Net als de ‘wijzen’ of tovenaars in Egypte in de tijd van Jozef en Mozes, houden ze zich bezig met het op occulte wijze interpreteren van dromen en bijzondere tekenen aan de sterrenhemel.
De profeet Daniël werd tijdens de ballingschap in Babel
- ongeveer 600 jaar voor de geboorte van Jezus Christus - aangesteld tot hoofd over de wijzen, hoewel hij zelf altijd trouw is gebleven aan de openbaringen van de God van Israël.
In Babel werd de god Bel vereerd.
Mogelijk heeft Daniël toen de profetie over de Messias uit Numeri 24 vers 17 genoemd:
Er zal een ster uit Jakob voortkomen, er zal een scepter uit Israël opkomen…’.
De wijzen die nu Jezus komen aanbidden kenden mogelijk deze profetie.
De Magi waren oorspronkelijk een stam in Medië, die vanaf de zevende eeuw voor Christus’ geboorte genoemd wordt.
Het priestergeslacht oefende grote invloed uit op zowel Perzische als Babylonische vorsten.
Deze heersers hielden bij het nemen van beslissingen rekening met de op occulte wijze verkregen kennis van de wijzen. Ook speelde deze kennis een rol bij het aanstellen van nieuwe regeerders.
De Magi sloten zich later aan bij het Zoroastrisme in Perzië, maar behielden hun traditionele, occulte rituelen.

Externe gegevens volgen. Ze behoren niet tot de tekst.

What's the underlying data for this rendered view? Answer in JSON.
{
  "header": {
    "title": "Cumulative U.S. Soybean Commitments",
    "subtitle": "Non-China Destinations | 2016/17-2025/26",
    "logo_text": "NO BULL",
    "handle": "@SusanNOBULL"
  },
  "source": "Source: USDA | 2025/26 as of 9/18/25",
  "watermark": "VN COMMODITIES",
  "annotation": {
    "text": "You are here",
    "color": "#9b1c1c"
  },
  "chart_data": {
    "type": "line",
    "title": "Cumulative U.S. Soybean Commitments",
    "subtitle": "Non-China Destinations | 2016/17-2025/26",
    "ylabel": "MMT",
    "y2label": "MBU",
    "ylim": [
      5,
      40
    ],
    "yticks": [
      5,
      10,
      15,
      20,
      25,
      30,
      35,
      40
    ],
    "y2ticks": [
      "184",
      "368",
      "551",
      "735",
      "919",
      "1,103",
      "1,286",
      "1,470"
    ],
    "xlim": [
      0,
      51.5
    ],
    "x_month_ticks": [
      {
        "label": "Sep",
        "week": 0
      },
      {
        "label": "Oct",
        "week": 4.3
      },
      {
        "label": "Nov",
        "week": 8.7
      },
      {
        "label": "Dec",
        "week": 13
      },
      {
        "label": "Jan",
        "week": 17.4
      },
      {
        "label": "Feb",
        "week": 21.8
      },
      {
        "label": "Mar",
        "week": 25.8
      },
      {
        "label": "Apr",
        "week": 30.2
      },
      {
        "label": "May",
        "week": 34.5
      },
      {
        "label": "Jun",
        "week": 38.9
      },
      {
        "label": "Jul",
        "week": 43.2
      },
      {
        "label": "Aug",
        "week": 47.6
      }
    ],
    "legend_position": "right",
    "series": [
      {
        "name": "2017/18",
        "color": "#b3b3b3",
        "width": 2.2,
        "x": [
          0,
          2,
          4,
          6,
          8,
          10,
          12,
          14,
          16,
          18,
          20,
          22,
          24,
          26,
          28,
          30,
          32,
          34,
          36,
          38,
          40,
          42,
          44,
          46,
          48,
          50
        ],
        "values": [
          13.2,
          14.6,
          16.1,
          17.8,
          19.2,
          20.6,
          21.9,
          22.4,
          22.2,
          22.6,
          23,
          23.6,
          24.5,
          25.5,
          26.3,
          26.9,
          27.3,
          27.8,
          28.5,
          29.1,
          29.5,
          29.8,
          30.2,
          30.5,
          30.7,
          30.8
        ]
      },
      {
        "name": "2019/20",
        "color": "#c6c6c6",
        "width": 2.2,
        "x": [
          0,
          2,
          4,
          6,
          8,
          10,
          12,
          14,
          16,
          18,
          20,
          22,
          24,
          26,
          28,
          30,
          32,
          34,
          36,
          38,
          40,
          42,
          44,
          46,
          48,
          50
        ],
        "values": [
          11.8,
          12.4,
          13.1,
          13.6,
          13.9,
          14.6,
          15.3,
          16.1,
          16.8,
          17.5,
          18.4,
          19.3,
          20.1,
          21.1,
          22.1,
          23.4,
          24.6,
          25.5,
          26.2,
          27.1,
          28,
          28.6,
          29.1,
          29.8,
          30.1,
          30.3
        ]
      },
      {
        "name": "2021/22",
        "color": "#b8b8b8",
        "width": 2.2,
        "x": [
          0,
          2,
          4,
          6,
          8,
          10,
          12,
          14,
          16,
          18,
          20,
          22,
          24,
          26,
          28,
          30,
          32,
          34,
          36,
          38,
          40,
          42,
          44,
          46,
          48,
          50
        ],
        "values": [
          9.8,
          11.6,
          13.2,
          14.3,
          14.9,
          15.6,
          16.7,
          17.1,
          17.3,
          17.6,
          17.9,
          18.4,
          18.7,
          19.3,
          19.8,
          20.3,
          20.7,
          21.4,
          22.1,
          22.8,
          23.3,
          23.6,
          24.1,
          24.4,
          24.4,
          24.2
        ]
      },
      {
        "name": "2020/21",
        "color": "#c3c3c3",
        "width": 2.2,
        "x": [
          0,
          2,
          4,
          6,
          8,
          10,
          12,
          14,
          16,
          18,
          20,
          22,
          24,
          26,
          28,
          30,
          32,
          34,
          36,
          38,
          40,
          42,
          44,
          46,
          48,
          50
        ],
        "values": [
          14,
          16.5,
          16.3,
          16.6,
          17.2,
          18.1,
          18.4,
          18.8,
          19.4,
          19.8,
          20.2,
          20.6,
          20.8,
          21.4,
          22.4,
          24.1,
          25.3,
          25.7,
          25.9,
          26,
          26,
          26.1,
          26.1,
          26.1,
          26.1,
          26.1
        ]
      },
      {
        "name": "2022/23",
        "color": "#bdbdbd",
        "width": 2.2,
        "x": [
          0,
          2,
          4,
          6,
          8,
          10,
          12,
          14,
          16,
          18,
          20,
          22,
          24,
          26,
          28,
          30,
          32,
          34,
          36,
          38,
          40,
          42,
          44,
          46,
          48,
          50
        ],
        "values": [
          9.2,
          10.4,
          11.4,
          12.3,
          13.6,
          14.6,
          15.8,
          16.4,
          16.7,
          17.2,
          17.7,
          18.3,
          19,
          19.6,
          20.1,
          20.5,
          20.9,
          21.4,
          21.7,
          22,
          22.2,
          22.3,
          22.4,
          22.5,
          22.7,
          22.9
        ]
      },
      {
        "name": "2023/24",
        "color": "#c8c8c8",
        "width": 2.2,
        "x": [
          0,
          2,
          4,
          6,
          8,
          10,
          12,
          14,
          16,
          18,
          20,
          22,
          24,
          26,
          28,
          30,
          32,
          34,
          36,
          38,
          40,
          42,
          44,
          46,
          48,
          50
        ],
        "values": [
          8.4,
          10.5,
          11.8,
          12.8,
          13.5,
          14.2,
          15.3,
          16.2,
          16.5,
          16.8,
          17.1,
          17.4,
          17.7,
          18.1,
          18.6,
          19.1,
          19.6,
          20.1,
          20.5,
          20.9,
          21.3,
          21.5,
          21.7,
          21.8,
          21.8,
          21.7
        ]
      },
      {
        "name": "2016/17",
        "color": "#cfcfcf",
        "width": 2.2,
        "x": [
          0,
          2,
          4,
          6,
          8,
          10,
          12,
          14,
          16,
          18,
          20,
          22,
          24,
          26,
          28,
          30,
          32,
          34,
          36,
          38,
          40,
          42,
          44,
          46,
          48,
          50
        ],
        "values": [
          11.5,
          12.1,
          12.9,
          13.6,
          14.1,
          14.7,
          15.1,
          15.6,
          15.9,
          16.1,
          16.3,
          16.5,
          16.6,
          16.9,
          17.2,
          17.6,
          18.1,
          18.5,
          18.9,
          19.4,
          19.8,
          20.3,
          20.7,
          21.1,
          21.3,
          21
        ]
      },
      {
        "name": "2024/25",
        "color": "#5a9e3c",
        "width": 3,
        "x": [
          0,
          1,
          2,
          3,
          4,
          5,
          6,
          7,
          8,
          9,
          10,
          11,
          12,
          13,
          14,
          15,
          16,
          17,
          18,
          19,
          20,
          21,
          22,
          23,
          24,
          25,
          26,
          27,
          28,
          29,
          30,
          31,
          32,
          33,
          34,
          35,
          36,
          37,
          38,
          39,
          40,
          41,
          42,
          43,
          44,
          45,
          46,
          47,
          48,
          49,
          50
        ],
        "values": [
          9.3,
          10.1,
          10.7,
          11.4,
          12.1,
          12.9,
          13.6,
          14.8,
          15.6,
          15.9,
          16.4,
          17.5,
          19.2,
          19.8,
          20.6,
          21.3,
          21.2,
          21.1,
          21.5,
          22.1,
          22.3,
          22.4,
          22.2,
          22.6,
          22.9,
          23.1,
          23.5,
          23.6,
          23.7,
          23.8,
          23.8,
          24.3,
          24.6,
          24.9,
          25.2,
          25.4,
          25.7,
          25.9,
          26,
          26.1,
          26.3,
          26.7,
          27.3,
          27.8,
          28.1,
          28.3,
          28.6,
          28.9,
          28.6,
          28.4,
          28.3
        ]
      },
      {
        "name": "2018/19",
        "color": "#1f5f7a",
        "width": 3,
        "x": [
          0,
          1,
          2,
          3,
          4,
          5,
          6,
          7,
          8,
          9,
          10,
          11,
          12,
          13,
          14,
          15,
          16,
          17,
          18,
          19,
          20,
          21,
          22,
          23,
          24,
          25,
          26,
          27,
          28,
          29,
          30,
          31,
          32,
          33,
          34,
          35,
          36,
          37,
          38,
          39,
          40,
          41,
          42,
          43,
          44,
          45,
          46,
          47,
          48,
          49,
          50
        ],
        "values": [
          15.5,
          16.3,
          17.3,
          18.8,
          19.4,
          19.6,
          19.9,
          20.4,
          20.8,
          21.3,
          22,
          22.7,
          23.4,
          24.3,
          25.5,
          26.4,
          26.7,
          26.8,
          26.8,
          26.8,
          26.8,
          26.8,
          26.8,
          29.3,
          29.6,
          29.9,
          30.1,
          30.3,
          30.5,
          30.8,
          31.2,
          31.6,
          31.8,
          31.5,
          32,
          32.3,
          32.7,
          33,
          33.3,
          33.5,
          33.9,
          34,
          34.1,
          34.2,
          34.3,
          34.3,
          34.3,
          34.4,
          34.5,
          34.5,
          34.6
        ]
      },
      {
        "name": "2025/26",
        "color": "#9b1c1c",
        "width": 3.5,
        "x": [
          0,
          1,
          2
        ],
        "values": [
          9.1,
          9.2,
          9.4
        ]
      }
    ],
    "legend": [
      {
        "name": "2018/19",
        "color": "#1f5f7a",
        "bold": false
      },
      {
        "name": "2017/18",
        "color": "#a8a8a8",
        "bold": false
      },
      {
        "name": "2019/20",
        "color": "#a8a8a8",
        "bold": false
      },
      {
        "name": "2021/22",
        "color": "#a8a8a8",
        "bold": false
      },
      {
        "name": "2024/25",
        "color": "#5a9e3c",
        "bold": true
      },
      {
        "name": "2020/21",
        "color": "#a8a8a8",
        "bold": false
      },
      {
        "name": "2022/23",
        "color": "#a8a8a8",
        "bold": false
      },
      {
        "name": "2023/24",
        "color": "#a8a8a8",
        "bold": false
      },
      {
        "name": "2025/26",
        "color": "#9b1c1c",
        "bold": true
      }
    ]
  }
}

De geschiedenis van de wijzen uit het oosten laat zien dat God heidenen opzoekt in hun eigen cultuur. En dat Hij hen op de hun vertrouwde wijze openbaart dat de Koning, de Messias, is geboren.
Dat betekent intussen niet dat God astrologie goedkeurt.
De wijzen komen de Koning aanbidden. Hij is op dat moment nog een Kind, maar sinds Zijn hemelvaart troont Hij - boven de sterrenmachten - aan Gods rechterhand in de hemel.
Ver boven alle overheid en macht en kracht en heerschappij en elke naam die genoemd wordt, niet alleen in deze wereld, maar ook in de komende.
Efeze 1 vers 21.
Hun aanbidding staat in schril contrast met de ongelovige reactie van de Joodse overpriesters en schriftgeleerden en van koning Herodes, die het Kind wil doden.
Psalm 72 vers 11:
Ja, alle koningen zullen zich voor Hem neerbuigen,
alle heidenvolken zullen Hem dienen.
Openbaring 22 vers 16:
Ik, Jezus, heb Mijn engel gezonden om bij u in de gemeenten van deze dingen te getuigen.
Ik ben de Wortel en het Nageslacht van David, de blinkende Morgenster.
2 Petrus 1 vers 19:
En wij hebben het profetische woord, dat vast en zeker is, en u doet er goed aan daarop acht te slaan als op een lamp die schijnt in een duistere plaats, totdat de dag aanbreekt en de morgenster opgaat in uw hart.